One of my Hoosier pals with fundamentalist roots put it well. “You know, I thought the split in the church was going to be over gay marriage. It’s not,” she said. “It’s going to be over Trump.”
A growing number of evangelical women are understandably disgusted with the way many men in the religious right have thrown them under the bus. And they’re not being silent about their displeasure either.
Beth Moore, a popular evangelist and founder of Living Proof Ministries, was one of the first to speak up. “I’m one among many women sexually abused, misused, stared down, heckled, talked naughty to. Like we liked it. We didn’t. We’re tired of it,” she tweeted. “Try to absorb how acceptable the disesteem and objectifying of women has been when some Christian leaders don’t think it’s that big a deal.”
Since then, Chelsen Vicari, evangelical program director at the Institute on Religion, Christian author Christine Caine, Julie Roys of the Moody Bible Institute and a many other women have shared their outrage, too.
“I honestly don’t know what makes me more sick,” Roys wrote in The Christian Post, “listening to Trump brag about groping women or listening to my fellow evangelicals defend him.”
Many young evangelicals feel the same way. In true millennial fashion, many of these folks are far more concerned with staying true to their faith by helping people in their neighborhoods with a diverse, tight-knit community than in hanging onto political power by trying to get some old white man elected.
These are the friends I saw shaking their heads and balling up their fists in disgust Sunday night.
This is the losing game Pence, Robertson and crew are playing just to support Trump. In addition to the election, they also might lose what waning political power the religious right has left.
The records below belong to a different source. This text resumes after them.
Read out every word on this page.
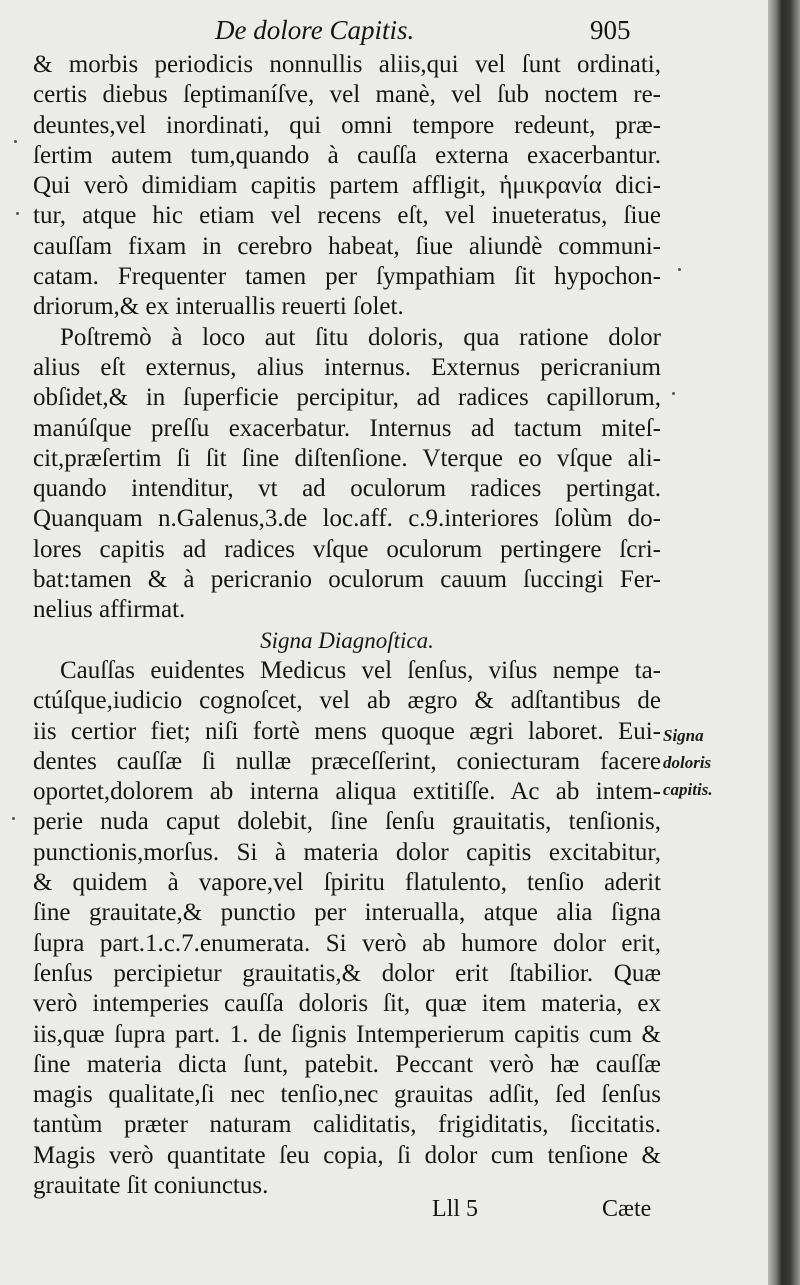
De dolore Capitis.	905
& morbis periodicis nonnullis aliis,qui vel ſunt ordinati,
certis diebus ſeptimaníſve, vel manè, vel ſub noctem re-
deuntes,vel inordinati, qui omni tempore redeunt, præ-
ſertim autem tum,quando à cauſſa externa exacerbantur.
Qui verò dimidiam capitis partem affligit, ἡμικρανία dici-
tur, atque hic etiam vel recens eſt, vel inueteratus, ſiue
cauſſam fixam in cerebro habeat, ſiue aliundè communi-
catam. Frequenter tamen per ſympathiam ſit hypochon-
driorum,& ex interuallis reuerti ſolet.
Poſtremò à loco aut ſitu doloris, qua ratione dolor
alius eſt externus, alius internus. Externus pericranium
obſidet,& in ſuperficie percipitur, ad radices capillorum,
manúſque preſſu exacerbatur. Internus ad tactum miteſ-
cit,præſertim ſi ſit ſine diſtenſione. Vterque eo vſque ali-
quando intenditur, vt ad oculorum radices pertingat.
Quanquam n.Galenus,3.de loc.aff. c.9.interiores ſolùm do-
lores capitis ad radices vſque oculorum pertingere ſcri-
bat:tamen & à pericranio oculorum cauum ſuccingi Fer-
nelius affirmat.
Signa Diagnoſtica.
Cauſſas euidentes Medicus vel ſenſus, viſus nempe ta-
ctúſque,iudicio cognoſcet, vel ab ægro & adſtantibus de
iis certior fiet; niſi fortè mens quoque ægri laboret. Eui-
dentes cauſſæ ſi nullæ præceſſerint, coniecturam facere
oportet,dolorem ab interna aliqua extitiſſe. Ac ab intem-
perie nuda caput dolebit, ſine ſenſu grauitatis, tenſionis,
punctionis,morſus. Si à materia dolor capitis excitabitur,
& quidem à vapore,vel ſpiritu flatulento, tenſio aderit
ſine grauitate,& punctio per interualla, atque alia ſigna
ſupra part.1.c.7.enumerata. Si verò ab humore dolor erit,
ſenſus percipietur grauitatis,& dolor erit ſtabilior. Quæ
verò intemperies cauſſa doloris ſit, quæ item materia, ex
iis,quæ ſupra part. 1. de ſignis Intemperierum capitis cum &
ſine materia dicta ſunt, patebit. Peccant verò hæ cauſſæ
magis qualitate,ſi nec tenſio,nec grauitas adſit, ſed ſenſus
tantùm præter naturam caliditatis, frigiditatis, ſiccitatis.
Magis verò quantitate ſeu copia, ſi dolor cum tenſione &
grauitate ſit coniunctus.
Signa
doloris
capitis.
Lll 5	Cæte
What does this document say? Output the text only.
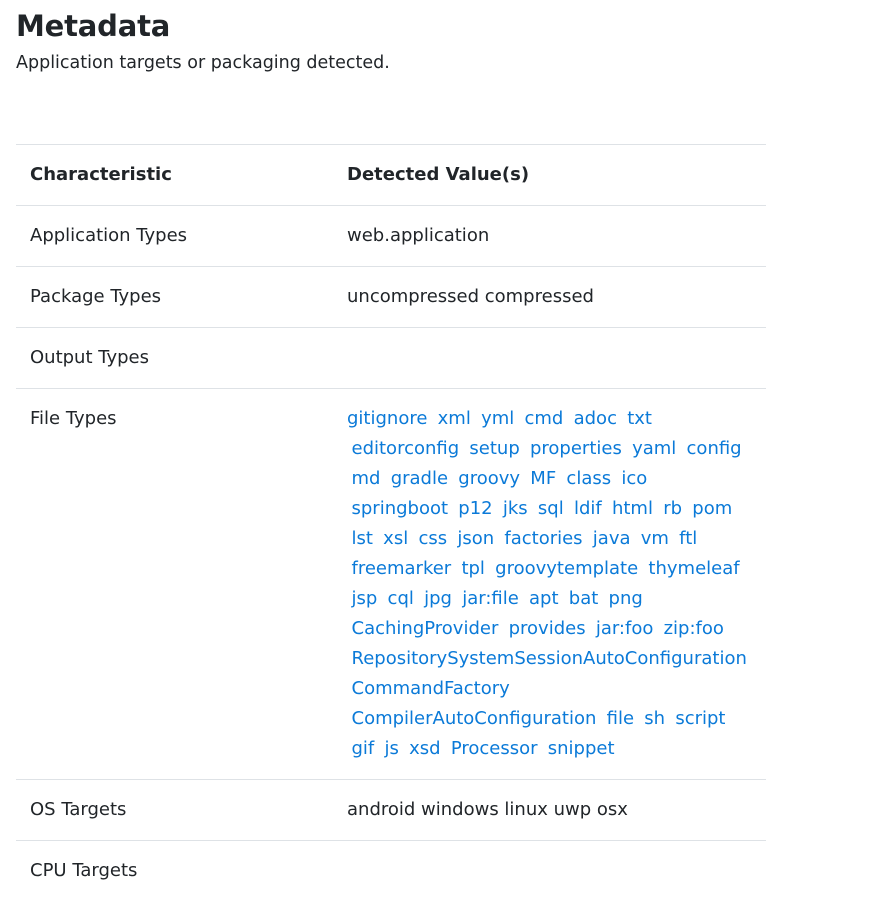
Metadata

Application targets or packaging detected.

Characteristic	Detected Value(s)
Application Types	web.application
Package Types	uncompressed compressed
Output Types	
File Types	gitignore xml yml cmd adoc txt editorconfig setup properties yaml config md gradle groovy MF class ico springboot p12 jks sql ldif html rb pom lst xsl css json factories java vm ftl freemarker tpl groovytemplate thymeleaf jsp cql jpg jar:file apt bat png CachingProvider provides jar:foo zip:foo RepositorySystemSessionAutoConfiguration CommandFactory CompilerAutoConfiguration file sh script gif js xsd Processor snippet
OS Targets	android windows linux uwp osx
CPU Targets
Their strength is in numbers, after all, not just in faith.
Sure, some of this is anecdotal. Polls show support for Trump and Pence has waned among most religious groups over the past week, but white evangelical Protestants have remained loyal. A solid 65 percent of them say they will vote for the Republican ticket, according to one poll. Another poll, this one from NBC, puts at 48 percent.
The question is, how long will the support for Trump last? My guess is not long as more sordid details trickle out.
And so at what cost? To Pence and others counting on the backing of a big, solid voting bloc of evangelicals, I suspect it could be very high indeed.